Ayrıldıktan sonra yüzüne baktım. "Sen özlemedin mi?"

"Özledim." Derken başını boynuma gömdü ve uzun bir öpücük bıraktı. Huylandığım için kıkırdayarak ellerimi omuzlarına yerleştirdim.

"Ee o zaman?"

"Tamam, demedim bir şey."

"Kapıda mı hasret gidereceğiz." Dedim ondan uzaklaşarak. Bir şey söylemeden içeriye girdi ve kapıyı kapattım.

"Eve gelince kapıyı senin açıyor olman o kadar güzel bir şey ki." Dedi gözlerimin içine bakarak.

Tekrardan karşısına geçip ellerimi tuttum.

"Evde seni beklemek o kadar da güzel bir şey değil." Dedim. "Ama kapıyı sana açmak güzel."

"Böyle olmayacaktı biliyorsun değil mi?" Diye sordu.

"Biliyorum." Dedim. Sonuçta o da istemezdi böyle olmasını. Ama işiydi sonuçta. Bende bunu bilerek, kabul ederek evlenmiştim onunla. O yüzden pekte bir şey demeye hakkım yoktu. O da olacakları daha en başından söylemişti bana.

"Ama olsun." Diye konuştum. Benim üzüldüğümü düşünmesini istemiyordum. Çünkü bu onu üzüyordu. "Bak geldin."

"Geldim."

"Aslan kocam benim!" Dedim elimle sırtına vurarak. "Vatan sana minnettar."
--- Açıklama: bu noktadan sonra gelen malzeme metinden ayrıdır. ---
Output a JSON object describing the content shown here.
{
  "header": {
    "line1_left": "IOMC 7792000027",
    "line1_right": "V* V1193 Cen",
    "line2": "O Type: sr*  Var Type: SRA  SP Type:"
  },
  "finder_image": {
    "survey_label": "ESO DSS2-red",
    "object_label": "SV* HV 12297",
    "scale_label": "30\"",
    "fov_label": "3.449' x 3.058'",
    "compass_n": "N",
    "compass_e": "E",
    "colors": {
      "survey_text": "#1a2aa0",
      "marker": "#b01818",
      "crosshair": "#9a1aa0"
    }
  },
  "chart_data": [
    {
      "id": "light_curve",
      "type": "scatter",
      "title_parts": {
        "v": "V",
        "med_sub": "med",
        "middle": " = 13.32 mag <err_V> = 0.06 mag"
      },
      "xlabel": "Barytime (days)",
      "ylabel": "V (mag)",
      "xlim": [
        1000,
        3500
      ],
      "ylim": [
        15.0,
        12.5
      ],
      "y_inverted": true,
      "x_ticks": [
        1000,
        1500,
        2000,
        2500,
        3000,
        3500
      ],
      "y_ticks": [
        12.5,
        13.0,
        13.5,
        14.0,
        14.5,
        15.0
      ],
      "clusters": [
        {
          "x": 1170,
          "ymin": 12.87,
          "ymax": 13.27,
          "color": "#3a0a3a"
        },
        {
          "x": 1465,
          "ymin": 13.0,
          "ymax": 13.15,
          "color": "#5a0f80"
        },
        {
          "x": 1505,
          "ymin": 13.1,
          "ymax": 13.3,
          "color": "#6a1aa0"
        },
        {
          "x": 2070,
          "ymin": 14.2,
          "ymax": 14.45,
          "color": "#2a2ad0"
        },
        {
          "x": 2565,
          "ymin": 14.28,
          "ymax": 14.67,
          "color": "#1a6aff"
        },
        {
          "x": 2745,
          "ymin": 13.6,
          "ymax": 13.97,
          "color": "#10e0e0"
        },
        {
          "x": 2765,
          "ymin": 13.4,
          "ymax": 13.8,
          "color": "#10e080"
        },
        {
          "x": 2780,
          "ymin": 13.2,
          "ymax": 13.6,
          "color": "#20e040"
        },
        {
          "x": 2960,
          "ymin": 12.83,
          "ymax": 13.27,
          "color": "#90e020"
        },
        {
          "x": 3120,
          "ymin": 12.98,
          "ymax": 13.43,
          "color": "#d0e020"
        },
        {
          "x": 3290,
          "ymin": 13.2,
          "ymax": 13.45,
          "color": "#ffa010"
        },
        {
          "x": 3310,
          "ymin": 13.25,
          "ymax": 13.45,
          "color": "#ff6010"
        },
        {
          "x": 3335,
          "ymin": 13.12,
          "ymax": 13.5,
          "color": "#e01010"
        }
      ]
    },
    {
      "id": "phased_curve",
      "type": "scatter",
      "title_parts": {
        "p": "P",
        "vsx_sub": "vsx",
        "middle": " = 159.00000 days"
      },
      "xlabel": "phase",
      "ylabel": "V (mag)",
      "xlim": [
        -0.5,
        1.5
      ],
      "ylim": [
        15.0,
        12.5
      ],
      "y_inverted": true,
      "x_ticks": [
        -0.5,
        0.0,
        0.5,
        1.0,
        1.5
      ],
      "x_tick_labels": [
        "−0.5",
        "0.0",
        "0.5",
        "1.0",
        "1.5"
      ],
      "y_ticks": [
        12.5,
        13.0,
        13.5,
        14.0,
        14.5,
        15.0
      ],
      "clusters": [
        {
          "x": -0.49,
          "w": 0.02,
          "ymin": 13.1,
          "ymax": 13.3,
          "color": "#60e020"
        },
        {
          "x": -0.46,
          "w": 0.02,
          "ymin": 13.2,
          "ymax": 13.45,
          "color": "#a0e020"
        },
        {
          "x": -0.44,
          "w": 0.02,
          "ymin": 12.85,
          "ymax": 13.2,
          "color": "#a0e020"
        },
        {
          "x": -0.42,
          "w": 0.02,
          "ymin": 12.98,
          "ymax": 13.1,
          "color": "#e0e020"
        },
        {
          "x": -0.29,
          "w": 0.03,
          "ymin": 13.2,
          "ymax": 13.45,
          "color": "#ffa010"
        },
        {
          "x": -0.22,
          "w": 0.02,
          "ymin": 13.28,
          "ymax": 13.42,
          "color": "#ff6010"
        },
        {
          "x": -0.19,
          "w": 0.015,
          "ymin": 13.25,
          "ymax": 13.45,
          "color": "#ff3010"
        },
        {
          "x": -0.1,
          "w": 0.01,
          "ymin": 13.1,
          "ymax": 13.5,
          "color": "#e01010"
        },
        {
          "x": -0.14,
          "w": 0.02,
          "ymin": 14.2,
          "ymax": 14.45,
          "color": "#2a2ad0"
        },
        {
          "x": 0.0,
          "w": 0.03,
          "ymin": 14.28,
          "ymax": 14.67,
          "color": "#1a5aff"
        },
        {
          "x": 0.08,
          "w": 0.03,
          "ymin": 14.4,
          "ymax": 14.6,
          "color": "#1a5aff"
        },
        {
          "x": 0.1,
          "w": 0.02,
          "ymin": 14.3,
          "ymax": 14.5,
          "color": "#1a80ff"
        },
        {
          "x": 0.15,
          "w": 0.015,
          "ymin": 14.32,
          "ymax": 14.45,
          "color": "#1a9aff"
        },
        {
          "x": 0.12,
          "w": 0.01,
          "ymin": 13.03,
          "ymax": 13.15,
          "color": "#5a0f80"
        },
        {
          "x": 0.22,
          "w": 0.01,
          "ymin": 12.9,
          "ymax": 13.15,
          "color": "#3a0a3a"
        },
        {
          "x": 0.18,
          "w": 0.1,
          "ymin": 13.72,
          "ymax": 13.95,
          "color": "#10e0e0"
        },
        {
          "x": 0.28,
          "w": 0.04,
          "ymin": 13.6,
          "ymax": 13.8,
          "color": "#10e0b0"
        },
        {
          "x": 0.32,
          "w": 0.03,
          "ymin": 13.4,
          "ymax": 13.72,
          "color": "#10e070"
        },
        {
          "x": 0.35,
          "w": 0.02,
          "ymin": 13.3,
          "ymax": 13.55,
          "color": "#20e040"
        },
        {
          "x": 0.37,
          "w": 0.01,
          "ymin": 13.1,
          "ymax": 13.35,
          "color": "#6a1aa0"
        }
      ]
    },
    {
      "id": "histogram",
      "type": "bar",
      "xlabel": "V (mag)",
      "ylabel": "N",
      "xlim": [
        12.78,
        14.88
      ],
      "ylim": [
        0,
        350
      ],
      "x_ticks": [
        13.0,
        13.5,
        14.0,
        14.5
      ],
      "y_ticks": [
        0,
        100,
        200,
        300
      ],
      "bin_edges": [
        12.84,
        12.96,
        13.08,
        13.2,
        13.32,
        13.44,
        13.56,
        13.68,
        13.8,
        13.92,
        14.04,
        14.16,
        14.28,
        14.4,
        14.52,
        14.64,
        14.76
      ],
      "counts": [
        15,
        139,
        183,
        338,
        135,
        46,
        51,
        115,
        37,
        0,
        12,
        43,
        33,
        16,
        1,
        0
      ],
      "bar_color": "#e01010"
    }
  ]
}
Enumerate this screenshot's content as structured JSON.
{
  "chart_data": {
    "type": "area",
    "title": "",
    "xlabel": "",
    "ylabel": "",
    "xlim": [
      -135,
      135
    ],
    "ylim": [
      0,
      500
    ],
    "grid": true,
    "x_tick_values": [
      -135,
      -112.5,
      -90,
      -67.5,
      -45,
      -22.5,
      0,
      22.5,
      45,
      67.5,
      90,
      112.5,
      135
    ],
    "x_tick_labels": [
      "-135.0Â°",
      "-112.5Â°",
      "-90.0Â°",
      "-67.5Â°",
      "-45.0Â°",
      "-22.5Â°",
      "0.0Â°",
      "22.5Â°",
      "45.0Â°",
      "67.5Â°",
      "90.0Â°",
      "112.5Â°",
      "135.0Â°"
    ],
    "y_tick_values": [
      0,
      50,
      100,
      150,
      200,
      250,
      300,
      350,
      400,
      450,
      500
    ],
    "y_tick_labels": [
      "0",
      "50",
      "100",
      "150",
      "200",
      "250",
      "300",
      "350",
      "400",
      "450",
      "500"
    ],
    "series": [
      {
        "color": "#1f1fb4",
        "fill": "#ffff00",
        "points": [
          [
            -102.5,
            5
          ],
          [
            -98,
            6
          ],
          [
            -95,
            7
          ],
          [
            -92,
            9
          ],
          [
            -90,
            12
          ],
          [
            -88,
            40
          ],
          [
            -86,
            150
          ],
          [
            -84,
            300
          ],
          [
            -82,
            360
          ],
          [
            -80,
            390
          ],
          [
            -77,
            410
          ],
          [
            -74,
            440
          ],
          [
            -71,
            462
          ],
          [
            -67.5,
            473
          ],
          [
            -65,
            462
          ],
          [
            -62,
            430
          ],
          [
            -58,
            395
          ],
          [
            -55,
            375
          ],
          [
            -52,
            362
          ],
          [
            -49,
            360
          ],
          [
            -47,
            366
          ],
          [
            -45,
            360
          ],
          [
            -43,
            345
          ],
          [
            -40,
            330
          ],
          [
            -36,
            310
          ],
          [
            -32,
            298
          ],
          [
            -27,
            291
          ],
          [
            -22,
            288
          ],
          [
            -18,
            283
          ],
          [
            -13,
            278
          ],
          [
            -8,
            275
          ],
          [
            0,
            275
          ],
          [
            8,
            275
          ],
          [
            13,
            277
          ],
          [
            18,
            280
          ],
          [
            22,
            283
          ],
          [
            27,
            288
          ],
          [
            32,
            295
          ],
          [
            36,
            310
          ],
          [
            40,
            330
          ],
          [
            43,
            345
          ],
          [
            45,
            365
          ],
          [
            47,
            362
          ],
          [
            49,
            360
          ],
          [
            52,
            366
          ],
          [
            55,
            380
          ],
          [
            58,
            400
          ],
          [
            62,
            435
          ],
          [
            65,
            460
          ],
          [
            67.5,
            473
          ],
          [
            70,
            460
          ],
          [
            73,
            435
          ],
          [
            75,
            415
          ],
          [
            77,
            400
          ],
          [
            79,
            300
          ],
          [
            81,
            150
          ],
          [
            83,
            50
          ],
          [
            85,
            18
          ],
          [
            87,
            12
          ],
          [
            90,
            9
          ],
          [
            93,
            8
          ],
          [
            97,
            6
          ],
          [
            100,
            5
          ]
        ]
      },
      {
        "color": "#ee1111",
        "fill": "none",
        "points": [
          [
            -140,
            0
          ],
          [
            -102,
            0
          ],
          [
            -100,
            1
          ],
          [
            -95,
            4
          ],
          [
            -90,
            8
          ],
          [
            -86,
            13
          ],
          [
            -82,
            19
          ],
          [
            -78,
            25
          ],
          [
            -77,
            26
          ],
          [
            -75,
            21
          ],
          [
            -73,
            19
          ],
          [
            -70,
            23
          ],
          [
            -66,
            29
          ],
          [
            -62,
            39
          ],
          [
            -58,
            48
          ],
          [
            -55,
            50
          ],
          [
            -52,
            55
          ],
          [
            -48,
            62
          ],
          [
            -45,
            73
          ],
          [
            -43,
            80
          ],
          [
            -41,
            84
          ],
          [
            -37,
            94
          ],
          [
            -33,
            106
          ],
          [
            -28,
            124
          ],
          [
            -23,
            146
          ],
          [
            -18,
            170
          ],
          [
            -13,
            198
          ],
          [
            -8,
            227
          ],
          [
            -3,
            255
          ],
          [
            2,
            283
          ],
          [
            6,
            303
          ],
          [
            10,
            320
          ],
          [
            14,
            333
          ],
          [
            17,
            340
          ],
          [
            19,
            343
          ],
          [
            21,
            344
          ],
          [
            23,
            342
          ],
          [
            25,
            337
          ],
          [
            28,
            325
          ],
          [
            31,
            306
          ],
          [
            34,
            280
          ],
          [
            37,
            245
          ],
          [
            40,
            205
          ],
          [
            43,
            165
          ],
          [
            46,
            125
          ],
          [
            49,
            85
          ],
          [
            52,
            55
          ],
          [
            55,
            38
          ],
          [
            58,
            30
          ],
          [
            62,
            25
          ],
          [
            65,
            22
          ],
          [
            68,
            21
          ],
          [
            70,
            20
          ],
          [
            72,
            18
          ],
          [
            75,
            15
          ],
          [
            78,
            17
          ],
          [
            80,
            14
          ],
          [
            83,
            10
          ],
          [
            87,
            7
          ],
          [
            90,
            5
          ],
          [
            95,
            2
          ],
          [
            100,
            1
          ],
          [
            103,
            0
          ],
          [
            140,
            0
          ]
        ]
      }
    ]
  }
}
Cahit'in keyifli kahkahası doldurdu evin içini. Öyle güzel gülüyordu. Hep gülmeliydi bence. Ama o oldukça nadir gülmeyi tercih ediyordu. Neyse ki artık hep beraberdik, evimiz birdi, odamız, yatağımız birdi. Eminim onu daha çok gülerken görebilecektim.

"Ee." Dedim hevesimin kırıldığını ve ilk gün ki gibi istekli olmadığımı düşünmemesi için. "Ne zaman yola çıkıyoruz?"

"Duş alayım, üzerimi değiştireyim sonra çıkarız."

"Dinlenmeyecek misin hiç?"

"Yorgun değilim."

"Emin misin?"

"Evet."

Kollarımı uzatıp boynuna sardım. "Bence biraz daha bekleyebiliriz gitmek için. Hem uçak bileti de almadık daha."

"Güzelim benim, uçak biletlerini almadan yola nasıl çıkacağız? Ben halletim onu."

"Halletin mi?" Diye sordum şaşkınlıkla.

"Evet." Dedikten sonra duvarda ki saate baktı. "İki saat sonra uçağımız var."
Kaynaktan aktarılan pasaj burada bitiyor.